By John J. Puccio
Whatever, we all know what The Four Seasons is about: It’s a series of Baroque violin concertos that attempt to describe in musical terms the seasons of the year. Thus, we have early program music that aims in little tone poems to remind us of chirping birds, galumphing horses, barking hounds, and dripping icicles. Vivaldi meant the concertos to accompany four descriptive sonnets comprising the first four sections of a longer work the composer wrote in 1723 titled Il cimento dell'armonia e dell'inventione ("The Contest between Harmony and Invention"). People hardly remember the other eight concertos in the set but instantly recognize the Seasons.
So how does this new rendering of the piece by I Musici stack up against the multitude of other recordings currently in the catalogue, including their own? Well, nobody is going to confuse them with any of the period-instrument, historically informed interpretations we have available. No, I Musici’s way with the music is more gentle, serene, elegant, sophisticated, and refined. Indeed, a lot of folks will probably find it old-fashioned, and yet it’s so cultured, so polished, one cannot help admire it. You’ll find none of the hurly-burly of many modern readings here, none of the exaggerated pauses, stops, contrasts, and blistering tempos so favored by other groups vying for our attention.

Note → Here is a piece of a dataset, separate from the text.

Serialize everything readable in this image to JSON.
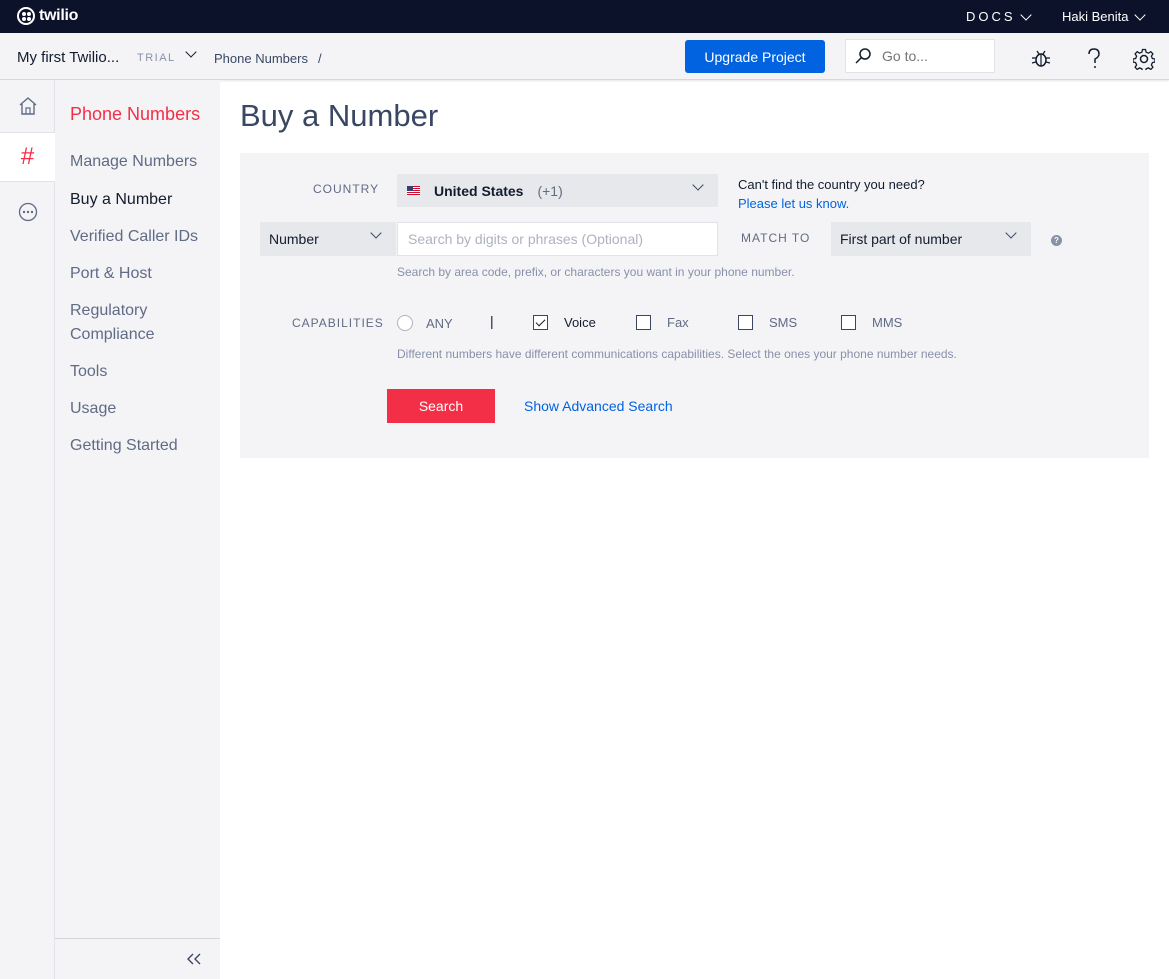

This is not to say, however, that I Musici aren’t sufficiently exciting or expressive. Many of their Allegros are quite animated, and the Largos and Adagios are as lyrical and evocative as any you’ll find. (OK, I thought they took the Winter Largo too quickly, but that’s just me.) They simply do up the music in a more subtle and tasteful way than a lot of other ensembles. Put another way: If you’re looking for the most descriptive performance of Vivaldi’s programmatic music, you might want to look elsewhere. If you’re looking for the most-beautiful, most-stylish, most-graceful, most-polished performance, you might find I Musici more to your taste.
The fact is that despite the many personnel changes to I Musici over the seventy-odd years of their existence, they haven’t changed their approach to The Four Seasons much in all that time. Maybe they see a good thing when they hear it. Maybe we should count that a good thing, too.
Of greater interest to some listeners may be the disc’s companion piece, The Four Seasons ballet music by Giuseppe Verdi (1813-1901) from his opera Les Vepres siciliennes, here arranged for string orchestra and piano by Luigi Pecchia. The music is sprightly and enchanting by turns, and I Musici play it delightfully.
Producers Domin Fyfe and Michael Havenstein and engineer Fabio Ferri recorded the music at Collegio San Lorenzo, Rome in April 2021. The sound is quite good, quite ravishing, actually. It’s clear, warmly resonant, well balanced, strongly dynamic, and nicely captured across the sound stage. Although there isn’t much depth to the sonics or much space around the instruments, we may count that an advantage as it emphasizes the idea that the entire twelve-member band play as a single unit.